To pick the exam papers in the best way possible, it's enough to just make sure that every set of answers is given at most twice. Then you are right that among any $n=25$ exams, there is a set of $m=13$ different exams.
Suppose that the $4$ choices for each question are assigned the numbers $0, 1, 2, 3$. Assign each exam paper a value by adding up the numbers for all its answers modulo $4$. Then any two exam papers with the same value either have all the same answers, or disagree in at least $2$ answers.
There are only $4$ possible values for an exam, so in any set of $m=13$ different exams, there are $\lceil \frac m4\rceil = 4$ exams with the same value. These are the $4$ exams we wanted to find.

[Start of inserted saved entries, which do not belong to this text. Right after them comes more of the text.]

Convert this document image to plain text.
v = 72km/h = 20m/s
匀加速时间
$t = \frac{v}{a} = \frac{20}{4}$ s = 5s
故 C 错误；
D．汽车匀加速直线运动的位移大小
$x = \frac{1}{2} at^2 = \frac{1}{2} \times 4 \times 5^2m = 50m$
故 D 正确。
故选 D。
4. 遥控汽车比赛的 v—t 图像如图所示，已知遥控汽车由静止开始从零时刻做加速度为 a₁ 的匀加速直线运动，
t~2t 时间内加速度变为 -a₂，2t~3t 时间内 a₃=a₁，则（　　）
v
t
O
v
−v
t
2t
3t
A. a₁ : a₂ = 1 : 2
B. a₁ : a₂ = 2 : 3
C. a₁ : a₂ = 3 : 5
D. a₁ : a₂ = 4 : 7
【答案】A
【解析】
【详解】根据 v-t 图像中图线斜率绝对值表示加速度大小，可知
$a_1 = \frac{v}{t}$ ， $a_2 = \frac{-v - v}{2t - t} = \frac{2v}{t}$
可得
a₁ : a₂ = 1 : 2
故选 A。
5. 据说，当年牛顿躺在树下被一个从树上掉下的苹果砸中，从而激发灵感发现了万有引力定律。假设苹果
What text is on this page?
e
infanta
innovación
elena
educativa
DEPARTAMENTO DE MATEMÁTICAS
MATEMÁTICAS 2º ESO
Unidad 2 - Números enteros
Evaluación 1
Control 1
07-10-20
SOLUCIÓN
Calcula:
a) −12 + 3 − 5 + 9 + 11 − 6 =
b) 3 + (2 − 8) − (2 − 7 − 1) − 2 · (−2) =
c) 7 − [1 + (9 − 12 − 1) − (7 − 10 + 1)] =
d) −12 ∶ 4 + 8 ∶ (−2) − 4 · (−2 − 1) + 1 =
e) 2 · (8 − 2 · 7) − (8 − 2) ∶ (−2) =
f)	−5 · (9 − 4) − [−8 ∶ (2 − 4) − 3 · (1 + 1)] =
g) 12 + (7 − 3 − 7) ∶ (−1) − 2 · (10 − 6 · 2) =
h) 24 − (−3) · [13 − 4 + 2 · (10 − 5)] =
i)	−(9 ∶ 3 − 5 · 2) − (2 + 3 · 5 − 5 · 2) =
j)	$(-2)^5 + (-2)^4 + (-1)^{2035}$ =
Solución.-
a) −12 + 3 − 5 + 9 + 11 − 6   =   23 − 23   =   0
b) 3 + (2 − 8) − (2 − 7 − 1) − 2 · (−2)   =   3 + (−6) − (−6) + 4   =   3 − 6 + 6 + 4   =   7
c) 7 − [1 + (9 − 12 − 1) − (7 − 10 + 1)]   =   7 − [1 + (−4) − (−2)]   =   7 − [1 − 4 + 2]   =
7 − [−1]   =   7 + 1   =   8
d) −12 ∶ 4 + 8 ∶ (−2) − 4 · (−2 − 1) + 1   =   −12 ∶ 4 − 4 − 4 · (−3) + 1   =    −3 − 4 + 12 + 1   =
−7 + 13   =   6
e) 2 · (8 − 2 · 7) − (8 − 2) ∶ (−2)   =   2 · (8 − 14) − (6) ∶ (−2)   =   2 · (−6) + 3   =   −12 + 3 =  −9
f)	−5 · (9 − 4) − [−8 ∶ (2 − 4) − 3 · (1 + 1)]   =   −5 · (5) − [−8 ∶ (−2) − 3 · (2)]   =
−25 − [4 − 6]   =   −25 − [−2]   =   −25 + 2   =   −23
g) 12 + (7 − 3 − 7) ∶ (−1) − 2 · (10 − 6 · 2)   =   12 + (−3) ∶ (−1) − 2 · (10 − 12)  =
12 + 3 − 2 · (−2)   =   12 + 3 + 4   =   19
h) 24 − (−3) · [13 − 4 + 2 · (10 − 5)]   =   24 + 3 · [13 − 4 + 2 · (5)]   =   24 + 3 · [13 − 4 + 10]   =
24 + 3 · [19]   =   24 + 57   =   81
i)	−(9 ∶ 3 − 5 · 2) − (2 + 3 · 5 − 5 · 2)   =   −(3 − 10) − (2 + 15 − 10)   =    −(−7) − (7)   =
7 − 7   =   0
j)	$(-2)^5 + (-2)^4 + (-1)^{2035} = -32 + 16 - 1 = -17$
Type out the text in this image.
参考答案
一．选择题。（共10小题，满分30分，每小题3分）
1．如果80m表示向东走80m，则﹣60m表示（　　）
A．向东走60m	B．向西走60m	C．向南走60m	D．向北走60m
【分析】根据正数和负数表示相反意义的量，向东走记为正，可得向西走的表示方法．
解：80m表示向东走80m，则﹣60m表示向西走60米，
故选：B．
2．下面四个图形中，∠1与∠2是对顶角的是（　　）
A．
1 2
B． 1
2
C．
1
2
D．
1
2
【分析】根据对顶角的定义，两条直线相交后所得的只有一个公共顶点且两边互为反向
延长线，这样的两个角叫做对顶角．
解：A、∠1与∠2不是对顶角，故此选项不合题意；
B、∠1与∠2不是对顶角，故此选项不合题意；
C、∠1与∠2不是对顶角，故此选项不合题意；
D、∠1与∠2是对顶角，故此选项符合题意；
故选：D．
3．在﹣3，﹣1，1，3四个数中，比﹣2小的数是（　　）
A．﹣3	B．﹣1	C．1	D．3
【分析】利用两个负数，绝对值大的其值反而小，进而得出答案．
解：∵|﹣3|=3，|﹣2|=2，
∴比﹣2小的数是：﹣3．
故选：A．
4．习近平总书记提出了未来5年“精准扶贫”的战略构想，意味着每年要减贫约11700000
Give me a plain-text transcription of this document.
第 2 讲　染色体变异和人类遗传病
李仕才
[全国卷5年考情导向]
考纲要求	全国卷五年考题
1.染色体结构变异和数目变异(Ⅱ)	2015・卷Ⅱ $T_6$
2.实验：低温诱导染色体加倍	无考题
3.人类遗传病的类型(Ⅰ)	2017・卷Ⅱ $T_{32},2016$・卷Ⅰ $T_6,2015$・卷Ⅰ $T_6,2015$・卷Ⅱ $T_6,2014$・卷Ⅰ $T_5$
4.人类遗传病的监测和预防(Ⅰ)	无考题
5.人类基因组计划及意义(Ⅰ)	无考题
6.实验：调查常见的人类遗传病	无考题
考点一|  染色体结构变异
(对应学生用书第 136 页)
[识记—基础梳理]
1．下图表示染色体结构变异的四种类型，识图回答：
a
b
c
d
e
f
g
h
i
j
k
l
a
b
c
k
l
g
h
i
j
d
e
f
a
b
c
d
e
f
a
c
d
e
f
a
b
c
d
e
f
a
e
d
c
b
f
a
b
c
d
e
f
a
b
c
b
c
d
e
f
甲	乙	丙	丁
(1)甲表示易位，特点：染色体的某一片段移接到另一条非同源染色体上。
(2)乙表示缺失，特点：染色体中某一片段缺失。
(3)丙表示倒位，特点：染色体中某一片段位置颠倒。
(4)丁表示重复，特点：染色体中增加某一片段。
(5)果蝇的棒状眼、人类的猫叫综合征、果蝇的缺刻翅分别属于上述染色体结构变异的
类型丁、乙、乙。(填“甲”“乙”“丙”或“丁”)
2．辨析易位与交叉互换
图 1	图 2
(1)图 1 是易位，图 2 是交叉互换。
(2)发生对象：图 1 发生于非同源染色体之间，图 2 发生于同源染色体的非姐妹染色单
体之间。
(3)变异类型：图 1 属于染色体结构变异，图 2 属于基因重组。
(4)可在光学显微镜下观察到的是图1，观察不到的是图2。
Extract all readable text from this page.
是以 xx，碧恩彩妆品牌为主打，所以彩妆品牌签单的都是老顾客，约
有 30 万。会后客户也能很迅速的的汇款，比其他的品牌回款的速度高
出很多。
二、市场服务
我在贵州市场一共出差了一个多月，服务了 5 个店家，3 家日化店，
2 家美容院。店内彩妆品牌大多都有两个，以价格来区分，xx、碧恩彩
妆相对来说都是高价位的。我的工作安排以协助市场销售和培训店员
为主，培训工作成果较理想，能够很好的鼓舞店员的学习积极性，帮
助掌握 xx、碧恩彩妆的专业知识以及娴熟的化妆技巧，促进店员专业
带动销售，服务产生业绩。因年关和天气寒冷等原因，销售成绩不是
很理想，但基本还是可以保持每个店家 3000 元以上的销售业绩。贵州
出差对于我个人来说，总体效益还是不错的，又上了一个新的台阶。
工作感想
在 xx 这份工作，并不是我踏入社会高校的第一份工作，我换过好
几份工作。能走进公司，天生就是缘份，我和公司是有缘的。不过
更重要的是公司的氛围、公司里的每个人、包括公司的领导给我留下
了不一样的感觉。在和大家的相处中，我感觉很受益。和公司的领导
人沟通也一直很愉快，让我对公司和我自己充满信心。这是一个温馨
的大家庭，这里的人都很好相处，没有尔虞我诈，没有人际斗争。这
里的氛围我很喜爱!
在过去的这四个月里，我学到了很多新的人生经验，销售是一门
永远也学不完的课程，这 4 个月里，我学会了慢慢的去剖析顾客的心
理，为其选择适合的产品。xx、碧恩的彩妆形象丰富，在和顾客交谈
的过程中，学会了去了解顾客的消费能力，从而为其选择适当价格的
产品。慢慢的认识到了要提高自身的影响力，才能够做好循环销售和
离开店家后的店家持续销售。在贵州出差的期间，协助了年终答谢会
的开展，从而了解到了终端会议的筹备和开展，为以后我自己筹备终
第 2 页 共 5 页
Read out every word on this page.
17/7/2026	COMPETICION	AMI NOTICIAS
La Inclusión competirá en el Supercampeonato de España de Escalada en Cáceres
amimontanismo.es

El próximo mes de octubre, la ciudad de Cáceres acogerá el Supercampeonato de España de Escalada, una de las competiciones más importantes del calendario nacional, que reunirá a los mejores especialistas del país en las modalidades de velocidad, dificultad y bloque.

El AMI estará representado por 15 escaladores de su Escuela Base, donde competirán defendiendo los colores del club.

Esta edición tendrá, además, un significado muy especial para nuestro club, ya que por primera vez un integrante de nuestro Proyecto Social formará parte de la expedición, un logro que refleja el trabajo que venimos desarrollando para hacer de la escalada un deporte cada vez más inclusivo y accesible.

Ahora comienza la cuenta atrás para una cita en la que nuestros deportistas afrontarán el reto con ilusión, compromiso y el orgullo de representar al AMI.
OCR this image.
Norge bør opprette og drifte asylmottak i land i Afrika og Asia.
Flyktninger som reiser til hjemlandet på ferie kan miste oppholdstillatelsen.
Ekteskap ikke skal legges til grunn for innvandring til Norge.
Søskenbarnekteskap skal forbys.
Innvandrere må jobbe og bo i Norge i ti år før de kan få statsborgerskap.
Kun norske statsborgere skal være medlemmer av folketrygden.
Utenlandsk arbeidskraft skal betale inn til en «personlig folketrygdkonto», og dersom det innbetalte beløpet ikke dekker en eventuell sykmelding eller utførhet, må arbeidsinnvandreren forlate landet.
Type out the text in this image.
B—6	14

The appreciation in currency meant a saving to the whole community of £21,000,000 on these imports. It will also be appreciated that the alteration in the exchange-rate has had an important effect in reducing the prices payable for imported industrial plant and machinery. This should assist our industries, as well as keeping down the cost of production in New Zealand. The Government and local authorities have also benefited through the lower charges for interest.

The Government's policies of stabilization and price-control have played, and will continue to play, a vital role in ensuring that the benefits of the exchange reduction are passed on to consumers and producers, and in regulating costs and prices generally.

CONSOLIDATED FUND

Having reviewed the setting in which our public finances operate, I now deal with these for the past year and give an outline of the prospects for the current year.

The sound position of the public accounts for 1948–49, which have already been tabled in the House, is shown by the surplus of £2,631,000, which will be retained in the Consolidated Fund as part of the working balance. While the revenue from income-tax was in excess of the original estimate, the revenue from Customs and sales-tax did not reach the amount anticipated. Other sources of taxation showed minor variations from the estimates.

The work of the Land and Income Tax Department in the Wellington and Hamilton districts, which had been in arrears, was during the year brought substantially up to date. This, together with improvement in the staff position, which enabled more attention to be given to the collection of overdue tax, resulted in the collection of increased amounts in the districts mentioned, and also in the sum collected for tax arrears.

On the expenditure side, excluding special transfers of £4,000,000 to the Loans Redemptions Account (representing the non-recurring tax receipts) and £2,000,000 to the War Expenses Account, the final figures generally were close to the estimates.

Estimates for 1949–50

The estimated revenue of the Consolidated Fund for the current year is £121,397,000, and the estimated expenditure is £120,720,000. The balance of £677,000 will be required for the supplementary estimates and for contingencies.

There is an alternative construction. Suppose that the $2000$ students all give answers with value $0$ (by the same modulo $4$ rule as above), and that we evenly distribute their answers, so that each set of $256$ answers is given either $7$ or $8$ times. Then among any $25$ exam papers, there must be at least $4$ distinct answer sets. Those can be our set of $4$: since they all have value $0$, they differ in at least two places.
To complete the problem, we should also show that no matter what answers the students give, $(*)$ cannot hold for $n=24$.
To see this, group the exam papers into $256$ groups according to what the first four answers are. The average number of exams in a group is $\frac{2000}{256} = 7.8125$, so the average number of exams in three groups is $\frac{6000}{256} = 23.4375$. Therefore there's a set of three groups containing at least this average: at least $24$ exams.
Take the exams from those three groups. Then any $4$ of them include two exams from the same group. Therefore any $4$ of them have a pair of exams that differ in at most one answer, and $(*)$ does not hold for $n=24$.